"Une couverture vaccinale entre 80 et 90% serait idéale" estime Muriel Moser, immunologue à l’ULB

Pour atteindre l’immunité collective, il faudrait atteindre un taux de vaccination contre le coronavirus de 85 à 90% de la population. C’est en tout cas ce qu’ont affirmé ce dimanche deux vaccinologues flamands Corinne Vandermeulen et Pierre Van Damme. QR l’actu fait le point sur cette question et tout ce qui entoure la campagne de vaccination avec Muriel Moser, immunologue à l’ULB et Sabine Stordeur, co-reponsable de la task force vaccination.

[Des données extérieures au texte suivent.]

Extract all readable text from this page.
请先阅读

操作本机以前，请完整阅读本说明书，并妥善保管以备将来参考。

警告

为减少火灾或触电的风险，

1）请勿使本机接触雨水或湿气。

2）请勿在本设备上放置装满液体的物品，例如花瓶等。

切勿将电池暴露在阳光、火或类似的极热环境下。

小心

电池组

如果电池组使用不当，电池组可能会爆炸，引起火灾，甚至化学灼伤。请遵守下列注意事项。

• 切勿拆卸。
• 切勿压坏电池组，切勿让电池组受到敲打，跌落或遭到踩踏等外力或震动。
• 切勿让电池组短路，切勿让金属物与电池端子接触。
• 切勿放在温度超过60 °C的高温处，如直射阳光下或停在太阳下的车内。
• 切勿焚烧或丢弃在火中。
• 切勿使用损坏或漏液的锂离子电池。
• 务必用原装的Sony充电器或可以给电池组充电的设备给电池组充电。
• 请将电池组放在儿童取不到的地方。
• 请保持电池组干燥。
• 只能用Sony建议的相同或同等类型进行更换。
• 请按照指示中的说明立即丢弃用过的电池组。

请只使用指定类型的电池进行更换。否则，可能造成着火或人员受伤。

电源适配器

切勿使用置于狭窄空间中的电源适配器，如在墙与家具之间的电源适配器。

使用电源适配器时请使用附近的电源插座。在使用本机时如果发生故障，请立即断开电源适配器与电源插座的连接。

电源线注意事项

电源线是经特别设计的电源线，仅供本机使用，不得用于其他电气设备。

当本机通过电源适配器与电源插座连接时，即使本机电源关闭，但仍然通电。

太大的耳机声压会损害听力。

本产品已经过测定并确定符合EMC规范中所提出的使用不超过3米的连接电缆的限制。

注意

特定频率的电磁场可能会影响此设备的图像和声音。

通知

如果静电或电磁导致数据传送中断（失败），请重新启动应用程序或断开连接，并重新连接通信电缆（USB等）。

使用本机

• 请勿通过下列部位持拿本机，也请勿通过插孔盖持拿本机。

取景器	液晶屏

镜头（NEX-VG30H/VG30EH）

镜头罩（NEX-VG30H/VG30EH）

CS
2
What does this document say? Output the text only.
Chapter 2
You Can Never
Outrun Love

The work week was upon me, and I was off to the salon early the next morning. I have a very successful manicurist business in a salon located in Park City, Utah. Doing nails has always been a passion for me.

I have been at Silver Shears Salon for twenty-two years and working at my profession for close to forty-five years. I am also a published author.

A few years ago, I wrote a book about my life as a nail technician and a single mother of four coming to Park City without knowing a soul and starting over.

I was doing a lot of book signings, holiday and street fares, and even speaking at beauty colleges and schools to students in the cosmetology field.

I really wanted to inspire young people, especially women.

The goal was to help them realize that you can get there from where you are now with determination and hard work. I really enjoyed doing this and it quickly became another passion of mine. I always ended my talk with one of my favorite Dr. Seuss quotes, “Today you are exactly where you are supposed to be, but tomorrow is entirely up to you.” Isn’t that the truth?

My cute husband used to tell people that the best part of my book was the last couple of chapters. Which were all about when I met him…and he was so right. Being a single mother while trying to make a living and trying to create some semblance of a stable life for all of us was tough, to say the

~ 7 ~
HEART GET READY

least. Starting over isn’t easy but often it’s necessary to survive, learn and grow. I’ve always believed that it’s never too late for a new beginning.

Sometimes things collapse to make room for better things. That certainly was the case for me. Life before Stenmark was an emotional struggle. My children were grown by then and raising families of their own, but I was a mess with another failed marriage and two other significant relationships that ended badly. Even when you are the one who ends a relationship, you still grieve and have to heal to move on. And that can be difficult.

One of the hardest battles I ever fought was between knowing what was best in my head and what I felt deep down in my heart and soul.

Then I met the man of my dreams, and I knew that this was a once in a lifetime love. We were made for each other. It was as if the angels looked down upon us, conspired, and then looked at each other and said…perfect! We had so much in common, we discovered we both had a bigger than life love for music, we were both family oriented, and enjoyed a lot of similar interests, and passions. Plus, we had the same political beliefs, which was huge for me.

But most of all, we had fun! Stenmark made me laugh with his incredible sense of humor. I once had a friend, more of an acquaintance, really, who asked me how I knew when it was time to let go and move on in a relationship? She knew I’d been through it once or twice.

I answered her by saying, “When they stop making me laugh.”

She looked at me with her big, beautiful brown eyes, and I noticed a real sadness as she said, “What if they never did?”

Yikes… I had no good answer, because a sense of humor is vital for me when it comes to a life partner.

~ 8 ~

Taux de vaccination de 70 à 90% ?

L’objectif de départ fixé par nos autorités en termes de couverture vaccinale était de 70% de la population. Désormais pour atteindre l’immunité collective, le chiffre de 90% est évoqué. Un changement difficilement compréhensible. En fait, ce taux de couverture de vaccination dépend du taux de reproduction du virus explique Sabine Stordeur, co-reponsable de la task force vaccination. Au début de la campagne de vaccination, on évaluait le besoin de couverture vaccinale à 70%. C’est un calcul qui est effectué sur base du taux de reproduction. Maintenant, avec l’apparition des variants, ce taux de reproduction du virus à tendance à augmenter. Il faudra donc augmenter le taux de vaccination pour obtenir une protection suffisante". Muriel Moser, immunologue à l’ULB ajoute que le but c’est de vacciner le plus de personnes possibles. "Nous savons que le variant anglais représente 88% des infections en Belgique et nous savons qu’il est plus contagieux. Une couverture vaccinale entre 80 et 90% serait idéale". Mais attention, ça ne signifie pas non plus qu’en dessous de ce chiffre, rien ne sera possible précise l’immunologue. "Ça ne sera pas du tout ou rien. Il faudra simplement rester encore prudent. On sait par exemple pour la rougeole que dès qu’il y a une diminution de la couverture vaccinale, la rougeole réapparaît de manière plus significative. Mais bien entendu, tout ceci est progressif et nous pouvons tabler très certainement sur une nette amélioration de la vie".

Quid de la contagion ?

Le but premier du vaccin est évidemment de protéger sa santé mais qu’en est-il de la contagion ? Si on peut toujours être porteur et transmettre le virus, est-ce réellement utile ? Sabine Stordeur affirme qu’outre le fait de se protéger, la transmission du virus diminue : "Avec les données de pays où la vaccination est très élevée comme en Israël, aux États-Unis ou en Angleterre, on se rend à présent compte de l’effet extrêmement positif du vaccin sur la transmission du virus". Et Muriel Moser insiste sur le fait que les vaccins sont actuellement efficaces contre tous les types de variant.

Vacciner dès 12 ans ?

Faudra-t-il vacciner les enfants dès 12 ans. On sait actuellement que le conseil supérieur de la santé recommande la vaccination pour les 16-17 ans mais les autorités n’ont pas encore tranché la question. Et qu’en sera-t-il pour les ados dès 12 ans ? L’Europe vient en tout cas d’approuver le vaccin pour les 12-15 ans. Pour Muriel Moser, la vaccination des ados peut s’avérer utile. "On pense à élargir notre stratégie de vaccination pour les ados tout d’abord pour les protéger. Même s’il risque moins de complications, on sait tout de même qu’il y a le syndrome inflammatoire qui peut se déclarer dans des cas assez rares et puis il y a également le "long covid". Il faut donc d’une part protéger les plus jeunes mais également les faire participer à cette immunité collective que nous cherchons à atteindre". Muriel Moser ajoute enfin que l’étude clinique de phase trois sur près de 2000 enfants a démontré un taux d’efficacité du vaccin Pfizer de 100% sur les plus jeunes.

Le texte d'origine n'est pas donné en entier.